Through an international collaborative effort, we have sequenced over 10,000 HR-HPV whole-genomes from well characterized epidemiological population cohorts. These NCI-HPV Genomics Project studies have uncovered several strong associations between HPV genetic variation and cervical carcinogenicity as well as new insights into HPV diversity in the population.
We have developed a PCR based next-generation sequencing (NGS) assay using the Thermo Fisher Life Sciences’ Ion Torrent Proton, custom Ion Ampliseq panels and an analytic pipeline to whole-genome sequence all HR-HPV types. We have HPV genome sequenced case and control cervical specimens from the NCI-KPNC PaP Cohort, U.S. SUCCEED study, and invasive cancers collected internationally by IARC for 5,570 HPV16’s, 1,729 HPV18’s, 1,002 HPV45’s, 2,000 HPV31’s, and 600 HPV35’s. For each HR-HPV type, we assessed variant sublineage and individual SNP associations with worst histologic outcome, and evaluated associations of the combined effects of rare nonsynonymous variants by viral gene region with risk of CIN3+.

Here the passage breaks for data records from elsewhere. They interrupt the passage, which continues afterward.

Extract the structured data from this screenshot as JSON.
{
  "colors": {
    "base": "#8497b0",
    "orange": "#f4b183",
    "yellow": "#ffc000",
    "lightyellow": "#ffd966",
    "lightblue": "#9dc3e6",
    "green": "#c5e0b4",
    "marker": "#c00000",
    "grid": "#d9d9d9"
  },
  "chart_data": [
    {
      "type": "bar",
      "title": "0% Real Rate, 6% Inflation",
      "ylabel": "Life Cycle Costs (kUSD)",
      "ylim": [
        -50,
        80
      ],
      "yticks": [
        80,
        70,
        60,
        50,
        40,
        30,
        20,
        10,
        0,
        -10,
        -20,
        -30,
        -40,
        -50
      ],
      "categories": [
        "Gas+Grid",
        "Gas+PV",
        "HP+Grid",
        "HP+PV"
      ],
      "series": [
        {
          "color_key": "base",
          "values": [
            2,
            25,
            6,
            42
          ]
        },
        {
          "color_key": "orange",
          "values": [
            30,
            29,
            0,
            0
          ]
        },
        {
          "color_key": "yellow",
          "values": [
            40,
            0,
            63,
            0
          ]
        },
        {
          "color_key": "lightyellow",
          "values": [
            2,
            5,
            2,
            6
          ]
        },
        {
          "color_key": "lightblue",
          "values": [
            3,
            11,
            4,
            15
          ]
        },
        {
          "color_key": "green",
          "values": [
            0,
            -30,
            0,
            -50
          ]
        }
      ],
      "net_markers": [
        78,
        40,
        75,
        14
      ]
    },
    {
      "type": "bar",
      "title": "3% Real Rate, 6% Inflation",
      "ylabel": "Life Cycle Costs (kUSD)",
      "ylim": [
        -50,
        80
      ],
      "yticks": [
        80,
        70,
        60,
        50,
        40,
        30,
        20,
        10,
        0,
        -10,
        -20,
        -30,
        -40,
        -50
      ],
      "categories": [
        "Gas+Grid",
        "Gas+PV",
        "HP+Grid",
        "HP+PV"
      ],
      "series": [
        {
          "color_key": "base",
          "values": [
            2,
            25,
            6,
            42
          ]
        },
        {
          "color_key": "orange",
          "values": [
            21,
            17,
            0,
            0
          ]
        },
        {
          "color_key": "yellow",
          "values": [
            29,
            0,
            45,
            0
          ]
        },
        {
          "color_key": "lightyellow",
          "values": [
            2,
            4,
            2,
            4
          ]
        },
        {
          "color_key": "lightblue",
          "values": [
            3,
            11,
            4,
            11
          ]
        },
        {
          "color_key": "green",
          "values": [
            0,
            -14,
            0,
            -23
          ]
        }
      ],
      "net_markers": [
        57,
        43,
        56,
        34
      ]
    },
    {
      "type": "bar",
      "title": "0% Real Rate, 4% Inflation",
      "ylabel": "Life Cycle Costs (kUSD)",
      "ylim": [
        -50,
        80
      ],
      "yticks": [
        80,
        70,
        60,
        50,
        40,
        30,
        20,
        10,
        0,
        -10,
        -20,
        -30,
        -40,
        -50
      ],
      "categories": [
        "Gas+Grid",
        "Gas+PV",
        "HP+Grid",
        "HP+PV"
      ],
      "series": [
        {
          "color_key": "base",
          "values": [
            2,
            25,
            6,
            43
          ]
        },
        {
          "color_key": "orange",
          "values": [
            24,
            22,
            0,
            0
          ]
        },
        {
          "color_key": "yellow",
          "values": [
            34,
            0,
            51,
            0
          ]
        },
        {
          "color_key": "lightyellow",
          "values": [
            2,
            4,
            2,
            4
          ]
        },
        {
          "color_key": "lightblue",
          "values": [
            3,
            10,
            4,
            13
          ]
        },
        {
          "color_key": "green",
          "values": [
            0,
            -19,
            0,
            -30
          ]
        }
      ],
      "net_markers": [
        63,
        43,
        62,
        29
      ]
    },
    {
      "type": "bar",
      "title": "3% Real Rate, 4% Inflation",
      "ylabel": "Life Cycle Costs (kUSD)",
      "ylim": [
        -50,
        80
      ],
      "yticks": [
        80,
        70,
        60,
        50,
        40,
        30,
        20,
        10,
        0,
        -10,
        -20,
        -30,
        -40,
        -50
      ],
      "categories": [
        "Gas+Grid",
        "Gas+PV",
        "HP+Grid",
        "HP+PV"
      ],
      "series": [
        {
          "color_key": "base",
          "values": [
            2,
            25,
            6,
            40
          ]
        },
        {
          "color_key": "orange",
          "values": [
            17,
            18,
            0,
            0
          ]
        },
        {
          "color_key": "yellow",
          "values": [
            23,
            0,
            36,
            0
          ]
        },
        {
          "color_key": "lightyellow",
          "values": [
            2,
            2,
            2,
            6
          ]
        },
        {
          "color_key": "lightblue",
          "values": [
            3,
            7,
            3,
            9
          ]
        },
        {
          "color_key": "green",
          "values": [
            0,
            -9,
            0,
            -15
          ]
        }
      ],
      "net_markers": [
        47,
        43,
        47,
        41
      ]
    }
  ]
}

Specific HPV16 sublineages are strongly associated with histology-specific precancer/cancer risk, with an estimated relative risk of glandular lesions exceeding 100 for specific sublineages. The next most carcinogenic types also show variable risks of precancer/cancer for specific sublineages. Additionally, at a finer single nucleotide (SNP) level, we have identified many variable positions significantly associated with precancer/cancer, and that controls have a significantly higher level of rare nonsynonymous variants in specific regions of the virus. For HPV16, an evaluation of rare SNPs determined that controls had a significant increase in rare variants consistent with APOBEC-induced nucleotide variations. E7 was strikingly more variable in the controls compared to the cases (P=1.1x10-7), and considerably more variable than E6. Controls also had increased rare variants in E1 (P=0.001) and L1 (P=7.9x10-5).
These data indicate that HPV carcinogenicity is associated with genetic variation in specific viral regions.